There is humour, too – several contributors spoke about the silly noises that could be made by blowing into a gas mask. And others, including Postman Pat creator John Cunliffe spoke of their wonder at seeing a banana – a rarity during rationing.

Something that we hadn’t expected to hear about was a sense of excitement. Those who were adolescents when the war began, such as Eric Hill and Michael Bond, remembered the sense of bravado that they had felt. 

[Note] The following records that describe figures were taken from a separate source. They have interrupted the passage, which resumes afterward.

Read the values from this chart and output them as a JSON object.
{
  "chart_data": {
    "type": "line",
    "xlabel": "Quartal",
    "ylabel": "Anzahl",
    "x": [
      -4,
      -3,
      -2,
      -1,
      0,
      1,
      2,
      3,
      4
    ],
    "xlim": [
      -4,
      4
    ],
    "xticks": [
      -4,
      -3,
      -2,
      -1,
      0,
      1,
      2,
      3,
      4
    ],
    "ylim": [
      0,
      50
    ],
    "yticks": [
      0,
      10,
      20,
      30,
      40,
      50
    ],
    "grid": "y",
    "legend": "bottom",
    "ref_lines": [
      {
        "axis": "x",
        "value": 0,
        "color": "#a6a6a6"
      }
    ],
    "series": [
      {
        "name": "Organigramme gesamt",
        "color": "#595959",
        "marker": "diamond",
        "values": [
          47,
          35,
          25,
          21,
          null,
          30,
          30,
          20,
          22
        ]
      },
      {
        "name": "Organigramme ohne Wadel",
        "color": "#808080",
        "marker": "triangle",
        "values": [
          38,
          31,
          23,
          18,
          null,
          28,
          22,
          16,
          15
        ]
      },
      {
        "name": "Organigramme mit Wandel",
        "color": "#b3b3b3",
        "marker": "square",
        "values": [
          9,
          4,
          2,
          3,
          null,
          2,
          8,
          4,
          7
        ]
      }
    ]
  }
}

Listening to these personal experiences was incredibly interesting and often moving. It made us think about our own friends and relatives who lived through the war and how it must have been for them. We’re sure that you have relatives with stories to tell. You might be surprised at what they can tell you!

Visit Ladybird Soundcloud


Win Win Win! 

We’ve got three copies of the Ladybird Histories: Second World War book to giveaway. Just leave a comment below, letting us know what favourite period of history you would you like to see covered in a Ladybird Histories book? Enter by midnight, 30th March. Three winners will be chosen at random and notified by 1st April. T&Cs here

jacket image for Ladybird Histories: Second World War - large version



3 thoughts on “History comes alive with Ladybird

  1. tobys proud mummy toys says:

    The English Monarchy through the ages especially about Henry the eighth xx thanks for the chance to win love Ladybird books interesting and informative without any age limit xxx

  2. Amanda Wilcox says:

    Got some old Ladybird books of the Kings and Queens of England, they are brilliant. Would love one on the Plantagenets, crusades and all that.

  3. Audrey Naylor says:

    I don’t know about going to far back, but I think the Falklands should be published and also the Iraq war. I feel lots of children know that Daddy went to Falklands or dad went Iraq, people still talk about these wars so I think It would be good

  4. gillian lusty says:

    hi, my children love learning about Elizabethan England, with the explorers and Shakespeare,there was so much going on.to be honest if you brought out a full series of English history books I would buy them all.love ladybird !

  5. Harvey Salmon says:

    The 1950s. I’d love to learn about the classic playground games that children played in the days before mobile phones and games consoles. It would be so cool to learn how to make and race a buggy too!

  6. helen c says:

    Me and my son like the dinosaurs but there are a lot of books about them already. As he is only little, I find recent history is easier for him to grasp than ancient, so anything modern history, say, the Suffragettes, or even more recent such as the 1960s would provide enough for us to help him understand and also give us some talking points…in a way, everything is still the same, but then again, it’s all different.